Sec. 33. (Effective from passage) The resolution changing the time of holding the annual meeting of the corporation of Bacon Academy contained in Volume IV of the Resolves and Private Laws of the State of Connecticut from the year 1836 to the year 1857 is repealed.

Sec. 34. (Effective from passage) Number 298 of the Special Acts and Resolutions of 1893 is repealed.
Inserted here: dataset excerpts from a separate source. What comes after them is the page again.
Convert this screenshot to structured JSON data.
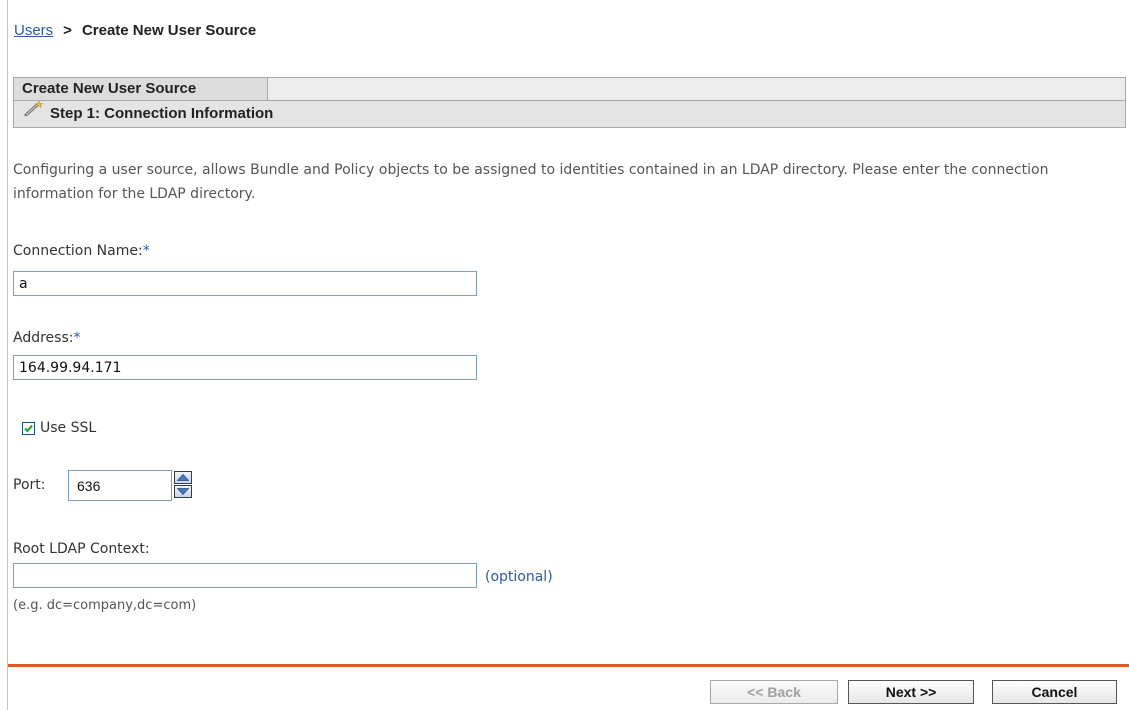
{
  "breadcrumb": {
    "link": "Users",
    "separator": ">",
    "current": "Create New User Source"
  },
  "panel": {
    "tab_title": "Create New User Source",
    "step_title": "Step 1: Connection Information",
    "step_icon": "wizard-wand-icon"
  },
  "description": "Configuring a user source, allows Bundle and Policy objects to be assigned to identities contained in an LDAP directory. Please enter the connection information for the LDAP directory.",
  "form": {
    "connection_name": {
      "label": "Connection Name:",
      "required_mark": "*",
      "value": "a"
    },
    "address": {
      "label": "Address:",
      "required_mark": "*",
      "value": "164.99.94.171"
    },
    "use_ssl": {
      "label": "Use SSL",
      "checked": true
    },
    "port": {
      "label": "Port:",
      "value": "636"
    },
    "root_context": {
      "label": "Root LDAP Context:",
      "value": "",
      "optional_text": "(optional)",
      "hint": "(e.g. dc=company,dc=com)"
    }
  },
  "buttons": {
    "back": "<< Back",
    "next": "Next >>",
    "cancel": "Cancel"
  },
  "colors": {
    "accent_rule": "#e05a1f",
    "link": "#2b59a6",
    "panel_bg": "#e4e4e4"
  }
}
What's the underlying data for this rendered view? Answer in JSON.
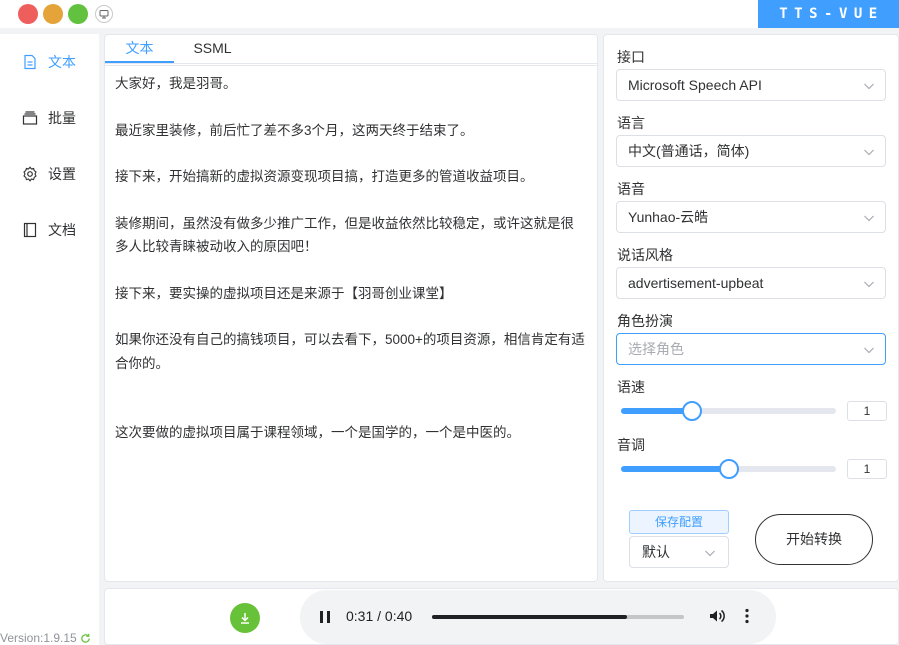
{
  "brand": "TTS-VUE",
  "version": "Version:1.9.15",
  "nav": [
    {
      "label": "文本",
      "icon": "document-icon",
      "active": true
    },
    {
      "label": "批量",
      "icon": "layers-icon",
      "active": false
    },
    {
      "label": "设置",
      "icon": "gear-icon",
      "active": false
    },
    {
      "label": "文档",
      "icon": "book-icon",
      "active": false
    }
  ],
  "editor": {
    "tabs": [
      "文本",
      "SSML"
    ],
    "text": "大家好，我是羽哥。\n\n最近家里装修，前后忙了差不多3个月，这两天终于结束了。\n\n接下来，开始搞新的虚拟资源变现项目搞，打造更多的管道收益项目。\n\n装修期间，虽然没有做多少推广工作，但是收益依然比较稳定，或许这就是很多人比较青睐被动收入的原因吧！\n\n接下来，要实操的虚拟项目还是来源于【羽哥创业课堂】\n\n如果你还没有自己的搞钱项目，可以去看下，5000+的项目资源，相信肯定有适合你的。\n\n\n这次要做的虚拟项目属于课程领域，一个是国学的，一个是中医的。"
  },
  "settings": {
    "api_label": "接口",
    "api_value": "Microsoft Speech API",
    "language_label": "语言",
    "language_value": "中文(普通话，简体)",
    "voice_label": "语音",
    "voice_value": "Yunhao-云皓",
    "style_label": "说话风格",
    "style_value": "advertisement-upbeat",
    "role_label": "角色扮演",
    "role_placeholder": "选择角色",
    "speed_label": "语速",
    "speed_value": "1",
    "speed_fraction": 0.33,
    "pitch_label": "音调",
    "pitch_value": "1",
    "pitch_fraction": 0.5,
    "save_label": "保存配置",
    "preset_value": "默认",
    "start_label": "开始转换"
  },
  "player": {
    "time": "0:31 / 0:40",
    "progress_fraction": 0.775
  },
  "colors": {
    "accent": "#409eff",
    "download": "#67c23a"
  }
}
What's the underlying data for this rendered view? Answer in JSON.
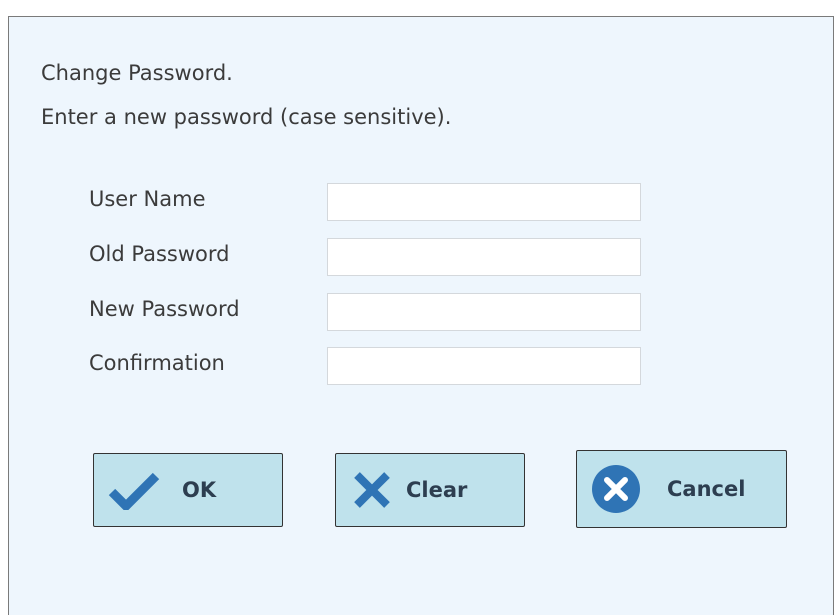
{
  "dialog": {
    "message_line1": "Change Password.",
    "message_line2": "Enter a new password (case sensitive)."
  },
  "fields": [
    {
      "label": "User Name",
      "value": ""
    },
    {
      "label": "Old Password",
      "value": ""
    },
    {
      "label": "New Password",
      "value": ""
    },
    {
      "label": "Confirmation",
      "value": ""
    }
  ],
  "buttons": {
    "ok": {
      "label": "OK",
      "icon": "check-icon"
    },
    "clear": {
      "label": "Clear",
      "icon": "x-icon"
    },
    "cancel": {
      "label": "Cancel",
      "icon": "cancel-circle-icon"
    }
  },
  "colors": {
    "dialog_background": "#eef6fd",
    "button_background": "#bfe2ec",
    "icon_color": "#2f74b5"
  }
}
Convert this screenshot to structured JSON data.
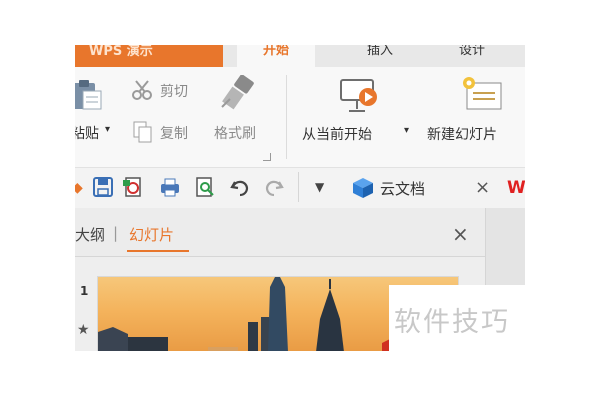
{
  "ribbon_tabs": {
    "app": "WPS 演示",
    "home": "开始",
    "insert": "插入",
    "design": "设计"
  },
  "clipboard": {
    "paste_label": "粘贴",
    "cut_label": "剪切",
    "copy_label": "复制",
    "format_painter_label": "格式刷"
  },
  "slideshow": {
    "from_current_label": "从当前开始",
    "new_slide_label": "新建幻灯片"
  },
  "quick_access": {
    "cloud_docs_label": "云文档",
    "close_glyph": "×"
  },
  "panel": {
    "outline_tab": "大纲",
    "separator": "|",
    "slides_tab": "幻灯片",
    "close_glyph": "×",
    "slide_number": "1",
    "star_glyph": "★"
  },
  "watermark": "软件技巧",
  "colors": {
    "accent": "#e8762c",
    "cloud_icon": "#2f7fd6",
    "wps_logo": "#e02020"
  },
  "icons": [
    "paste-icon",
    "scissors-icon",
    "copy-icon",
    "format-painter-icon",
    "projector-play-icon",
    "new-slide-icon",
    "save-icon",
    "print-preview-icon",
    "print-icon",
    "undo-icon",
    "redo-icon",
    "cloud-box-icon",
    "wps-logo-icon"
  ]
}
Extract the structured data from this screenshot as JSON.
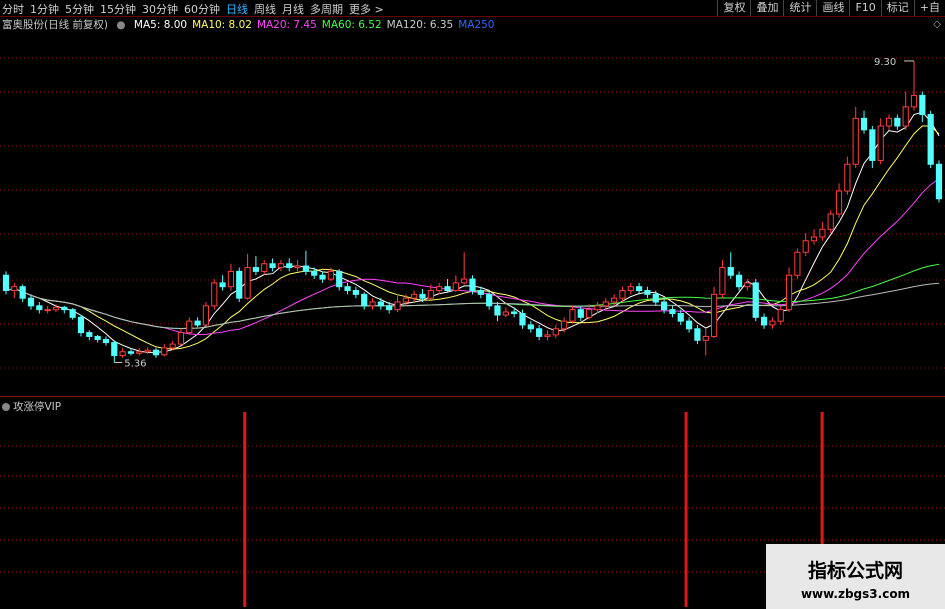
{
  "toolbar": {
    "periods": [
      {
        "label": "分时",
        "active": false
      },
      {
        "label": "1分钟",
        "active": false
      },
      {
        "label": "5分钟",
        "active": false
      },
      {
        "label": "15分钟",
        "active": false
      },
      {
        "label": "30分钟",
        "active": false
      },
      {
        "label": "60分钟",
        "active": false
      },
      {
        "label": "日线",
        "active": true
      },
      {
        "label": "周线",
        "active": false
      },
      {
        "label": "月线",
        "active": false
      },
      {
        "label": "多周期",
        "active": false
      },
      {
        "label": "更多 >",
        "active": false
      }
    ],
    "tools": [
      "复权",
      "叠加",
      "统计",
      "画线",
      "F10",
      "标记",
      "+自"
    ]
  },
  "legend": {
    "stock": "富奥股份(日线 前复权)",
    "ma": [
      {
        "label": "MA5: 8.00",
        "color": "#ffffff"
      },
      {
        "label": "MA10: 8.02",
        "color": "#ffff66"
      },
      {
        "label": "MA20: 7.45",
        "color": "#ff44ff"
      },
      {
        "label": "MA60: 6.52",
        "color": "#44ff44"
      },
      {
        "label": "MA120: 6.35",
        "color": "#cccccc"
      },
      {
        "label": "MA250",
        "color": "#3366ff"
      }
    ]
  },
  "chart_data": {
    "type": "candlestick",
    "ylim": [
      5.0,
      9.6
    ],
    "high_label": "9.30",
    "low_label": "5.36",
    "candles": [
      [
        6.5,
        6.3,
        6.55,
        6.25
      ],
      [
        6.3,
        6.35,
        6.4,
        6.2
      ],
      [
        6.35,
        6.2,
        6.38,
        6.15
      ],
      [
        6.2,
        6.1,
        6.25,
        6.05
      ],
      [
        6.1,
        6.05,
        6.15,
        6.0
      ],
      [
        6.05,
        6.05,
        6.1,
        6.0
      ],
      [
        6.05,
        6.08,
        6.12,
        6.02
      ],
      [
        6.08,
        6.05,
        6.1,
        6.0
      ],
      [
        6.05,
        5.95,
        6.07,
        5.92
      ],
      [
        5.95,
        5.75,
        5.98,
        5.7
      ],
      [
        5.75,
        5.7,
        5.78,
        5.65
      ],
      [
        5.7,
        5.66,
        5.72,
        5.62
      ],
      [
        5.66,
        5.62,
        5.7,
        5.58
      ],
      [
        5.62,
        5.45,
        5.65,
        5.36
      ],
      [
        5.45,
        5.5,
        5.55,
        5.42
      ],
      [
        5.5,
        5.48,
        5.55,
        5.45
      ],
      [
        5.48,
        5.5,
        5.55,
        5.45
      ],
      [
        5.5,
        5.52,
        5.56,
        5.47
      ],
      [
        5.52,
        5.46,
        5.55,
        5.42
      ],
      [
        5.46,
        5.55,
        5.6,
        5.44
      ],
      [
        5.55,
        5.6,
        5.64,
        5.52
      ],
      [
        5.6,
        5.75,
        5.8,
        5.58
      ],
      [
        5.75,
        5.9,
        5.95,
        5.72
      ],
      [
        5.9,
        5.85,
        5.95,
        5.82
      ],
      [
        5.85,
        6.1,
        6.15,
        5.83
      ],
      [
        6.1,
        6.4,
        6.45,
        6.05
      ],
      [
        6.4,
        6.35,
        6.5,
        6.3
      ],
      [
        6.35,
        6.55,
        6.65,
        6.3
      ],
      [
        6.55,
        6.2,
        6.6,
        6.15
      ],
      [
        6.2,
        6.6,
        6.78,
        6.18
      ],
      [
        6.6,
        6.55,
        6.75,
        6.5
      ],
      [
        6.55,
        6.65,
        6.7,
        6.5
      ],
      [
        6.65,
        6.6,
        6.72,
        6.55
      ],
      [
        6.6,
        6.65,
        6.7,
        6.55
      ],
      [
        6.65,
        6.6,
        6.72,
        6.55
      ],
      [
        6.6,
        6.62,
        6.7,
        6.55
      ],
      [
        6.62,
        6.55,
        6.82,
        6.5
      ],
      [
        6.55,
        6.5,
        6.6,
        6.45
      ],
      [
        6.5,
        6.45,
        6.55,
        6.4
      ],
      [
        6.45,
        6.55,
        6.6,
        6.42
      ],
      [
        6.55,
        6.35,
        6.58,
        6.3
      ],
      [
        6.35,
        6.3,
        6.4,
        6.25
      ],
      [
        6.3,
        6.25,
        6.35,
        6.2
      ],
      [
        6.25,
        6.1,
        6.28,
        6.05
      ],
      [
        6.1,
        6.15,
        6.2,
        6.05
      ],
      [
        6.15,
        6.1,
        6.2,
        6.05
      ],
      [
        6.1,
        6.05,
        6.15,
        6.0
      ],
      [
        6.05,
        6.15,
        6.25,
        6.02
      ],
      [
        6.15,
        6.2,
        6.25,
        6.1
      ],
      [
        6.2,
        6.25,
        6.3,
        6.15
      ],
      [
        6.25,
        6.2,
        6.32,
        6.15
      ],
      [
        6.2,
        6.3,
        6.38,
        6.18
      ],
      [
        6.3,
        6.35,
        6.4,
        6.25
      ],
      [
        6.35,
        6.3,
        6.45,
        6.28
      ],
      [
        6.3,
        6.4,
        6.5,
        6.28
      ],
      [
        6.4,
        6.45,
        6.8,
        6.38
      ],
      [
        6.45,
        6.3,
        6.5,
        6.25
      ],
      [
        6.3,
        6.25,
        6.35,
        6.2
      ],
      [
        6.25,
        6.1,
        6.3,
        6.05
      ],
      [
        6.1,
        5.98,
        6.15,
        5.9
      ],
      [
        5.98,
        6.02,
        6.08,
        5.95
      ],
      [
        6.02,
        6.0,
        6.08,
        5.95
      ],
      [
        6.0,
        5.85,
        6.05,
        5.8
      ],
      [
        5.85,
        5.8,
        5.9,
        5.75
      ],
      [
        5.8,
        5.7,
        5.85,
        5.65
      ],
      [
        5.7,
        5.72,
        5.78,
        5.65
      ],
      [
        5.72,
        5.8,
        5.85,
        5.68
      ],
      [
        5.8,
        5.9,
        5.95,
        5.75
      ],
      [
        5.9,
        6.05,
        6.1,
        5.88
      ],
      [
        6.05,
        5.95,
        6.1,
        5.9
      ],
      [
        5.95,
        6.05,
        6.12,
        5.92
      ],
      [
        6.05,
        6.1,
        6.15,
        6.0
      ],
      [
        6.1,
        6.15,
        6.2,
        6.05
      ],
      [
        6.15,
        6.2,
        6.25,
        6.1
      ],
      [
        6.2,
        6.3,
        6.35,
        6.15
      ],
      [
        6.3,
        6.35,
        6.4,
        6.25
      ],
      [
        6.35,
        6.3,
        6.4,
        6.25
      ],
      [
        6.3,
        6.25,
        6.35,
        6.2
      ],
      [
        6.25,
        6.15,
        6.3,
        6.1
      ],
      [
        6.15,
        6.05,
        6.2,
        6.0
      ],
      [
        6.05,
        6.0,
        6.1,
        5.95
      ],
      [
        6.0,
        5.9,
        6.05,
        5.85
      ],
      [
        5.9,
        5.8,
        5.95,
        5.75
      ],
      [
        5.8,
        5.65,
        5.85,
        5.6
      ],
      [
        5.65,
        5.7,
        5.8,
        5.45
      ],
      [
        5.7,
        6.25,
        6.35,
        5.68
      ],
      [
        6.25,
        6.6,
        6.7,
        6.2
      ],
      [
        6.6,
        6.5,
        6.8,
        6.45
      ],
      [
        6.5,
        6.35,
        6.55,
        6.3
      ],
      [
        6.35,
        6.4,
        6.45,
        6.3
      ],
      [
        6.4,
        5.95,
        6.45,
        5.9
      ],
      [
        5.95,
        5.85,
        6.0,
        5.8
      ],
      [
        5.85,
        5.9,
        5.95,
        5.8
      ],
      [
        5.9,
        6.05,
        6.1,
        5.85
      ],
      [
        6.05,
        6.5,
        6.6,
        6.02
      ],
      [
        6.5,
        6.8,
        6.85,
        6.45
      ],
      [
        6.8,
        6.95,
        7.05,
        6.75
      ],
      [
        6.95,
        7.0,
        7.1,
        6.9
      ],
      [
        7.0,
        7.1,
        7.2,
        6.95
      ],
      [
        7.1,
        7.3,
        7.35,
        7.05
      ],
      [
        7.3,
        7.6,
        7.7,
        7.25
      ],
      [
        7.6,
        7.95,
        8.05,
        7.55
      ],
      [
        7.95,
        8.55,
        8.7,
        7.9
      ],
      [
        8.55,
        8.4,
        8.65,
        8.35
      ],
      [
        8.4,
        8.0,
        8.45,
        7.9
      ],
      [
        8.0,
        8.45,
        8.55,
        7.95
      ],
      [
        8.45,
        8.55,
        8.6,
        8.4
      ],
      [
        8.55,
        8.45,
        8.6,
        8.4
      ],
      [
        8.45,
        8.7,
        8.9,
        8.4
      ],
      [
        8.7,
        8.85,
        9.3,
        8.65
      ],
      [
        8.85,
        8.6,
        8.9,
        8.5
      ],
      [
        8.6,
        7.95,
        8.65,
        7.9
      ],
      [
        7.95,
        7.5,
        8.0,
        7.45
      ]
    ],
    "ind_panel": {
      "label": "攻涨停VIP",
      "signal_positions": [
        0.259,
        0.726,
        0.87
      ]
    }
  }
}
Sec. 35. Subdivision (7) of section 12-81 of the general statutes, as amended by section 1 of public act 03-270, is repealed and the following is substituted in lieu thereof (Effective October 1, 2002, and applicable to assessment years commencing on or after October 1, 2002):

(7) Subject to the provisions of sections 12-87 and 12-88, the real property of, or held in trust for, a corporation organized exclusively for scientific, educational, literary, historical or charitable purposes or for two or more such purposes and used exclusively for carrying out one or more of such purposes and the personal property of, or held in trust for, any such corporation, provided (A) any officer, member or employee thereof does not receive or at any future time shall not receive any pecuniary profit from the operations thereof, except reasonable compensation for services in effecting one or more of such purposes or as proper beneficiary of its strictly charitable purposes, and (B) in 1965, and quadrennially thereafter, a statement shall be filed on or before the first day of November with the assessor or board of assessors of any town, consolidated town and city or consolidated town and borough, in which any of its property claimed to be exempt is situated. Such statement shall be filed on a form provided by such assessor or board of assessors. On and after July 1, 1967, housing subsidized, in whole or in part, by federal, state or local government and housing for persons or families of low and moderate income shall not constitute a charitable purpose under this section. As used in this subdivision, "housing" shall not include real property used for temporary housing belonging to, or held in trust for, any corporation organized exclusively for charitable purposes and exempt from taxation for federal income tax purposes, the primary use of which property is one or more of the following: (i) An orphanage; (ii) [A] a drug or alcohol treatment or rehabilitation facility; (iii) [Housing] housing for homeless, retarded or mentally or physically handicapped individuals, or for battered or abused women and children; (iv) [Housing] housing for ex-offenders or for individuals participating in a program sponsored by the state Department of Correction or judicial branch; and (v) [Short-term] short-term housing operated by a charitable organization where the average length of stay is less than six months. The operation of such housing, including the receipt of any rental payments, by such charitable organization shall be deemed to be an exclusively charitable purpose.